Well since there is soo little water it is easy to put the salinity way out of wack. carefully mix outside of tank and add bti by bit. You can just top off wtih R/O. also there are things called automatic topoffs which is a sensor that will sense the water level and when it is to low it turns on a pump or a powerhead that is sitting in a bucket below or behind and top's it off for you itself.

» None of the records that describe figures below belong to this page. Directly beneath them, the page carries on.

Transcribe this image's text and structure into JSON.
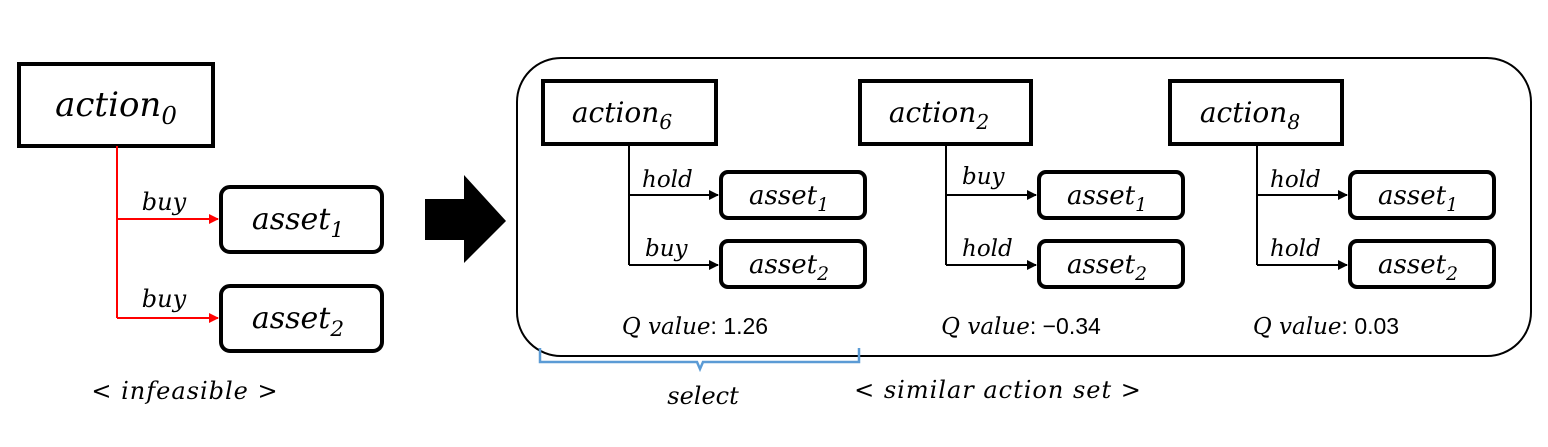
{
  "left": {
    "action": {
      "name": "action",
      "sub": "0"
    },
    "edges": [
      {
        "label": "buy",
        "asset": "asset",
        "asset_sub": "1"
      },
      {
        "label": "buy",
        "asset": "asset",
        "asset_sub": "2"
      }
    ],
    "caption": "< infeasible >"
  },
  "similar_set": {
    "caption": "< similar action set >",
    "select_label": "select",
    "actions": [
      {
        "name": "action",
        "sub": "6",
        "edges": [
          {
            "label": "hold",
            "asset": "asset",
            "asset_sub": "1"
          },
          {
            "label": "buy",
            "asset": "asset",
            "asset_sub": "2"
          }
        ],
        "q_label": "Q value",
        "q_value": "1.26"
      },
      {
        "name": "action",
        "sub": "2",
        "edges": [
          {
            "label": "buy",
            "asset": "asset",
            "asset_sub": "1"
          },
          {
            "label": "hold",
            "asset": "asset",
            "asset_sub": "2"
          }
        ],
        "q_label": "Q value",
        "q_value": "−0.34"
      },
      {
        "name": "action",
        "sub": "8",
        "edges": [
          {
            "label": "hold",
            "asset": "asset",
            "asset_sub": "1"
          },
          {
            "label": "hold",
            "asset": "asset",
            "asset_sub": "2"
          }
        ],
        "q_label": "Q value",
        "q_value": "0.03"
      }
    ]
  },
  "colors": {
    "infeasible": "#ff0000",
    "select": "#5b9bd5",
    "default": "#000000"
  }
}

I'm going to be trying to turn my 6 gal into one of these hopefully with success.


----------



## Mettle (Dec 29, 2003)

Wow! That's freakin' cool. It's like a poor man's SW aquarium... Exactly what I need! lol

Do you think it could be done with a 5 gal hex?


----------



## Seany B (Dec 12, 2003)

It definatley can be. believe it or not people pull off 3 gal, 1 gal. I even read about a 1/2 gallon tank. not sure what was it it but it was done. I have a link for the auto top off if anyone wants to see i just have to find it


----------



## Mettle (Dec 29, 2003)

I am definitely interested in that link.


----------



## Seany B (Dec 12, 2003)

Here is the link:

Auto Top-off


----------



## Mettle (Dec 29, 2003)

Seany B said:


> Here is the link:
> 
> Auto Top-off


 Thanks!


----------



## acestro (Jul 7, 2003)

Thanks for the link!


----------



## Death in #'s (Apr 29, 2003)

thats a awesome nano reef


----------



## thePACK (Jan 3, 2003)

very nice...but 7 gallons..damn thats small..


----------



## accr (Nov 27, 2002)

I have a 10g in the making. Started from a 5g but it's just too darn small... with a 10, I can add a mini-fuge & skimmer.

check out www.nano-reef.com guys...


----------



## garybusey (Mar 19, 2003)

thePACK said:


> very nice...but 7 gallons..damn thats small..


 I agree very nice tank..... BUT man I once had a 10g salt tank and it was hell keeping all the levels good. I give the guy credit, that tank must be VERY hard to maintain.....


----------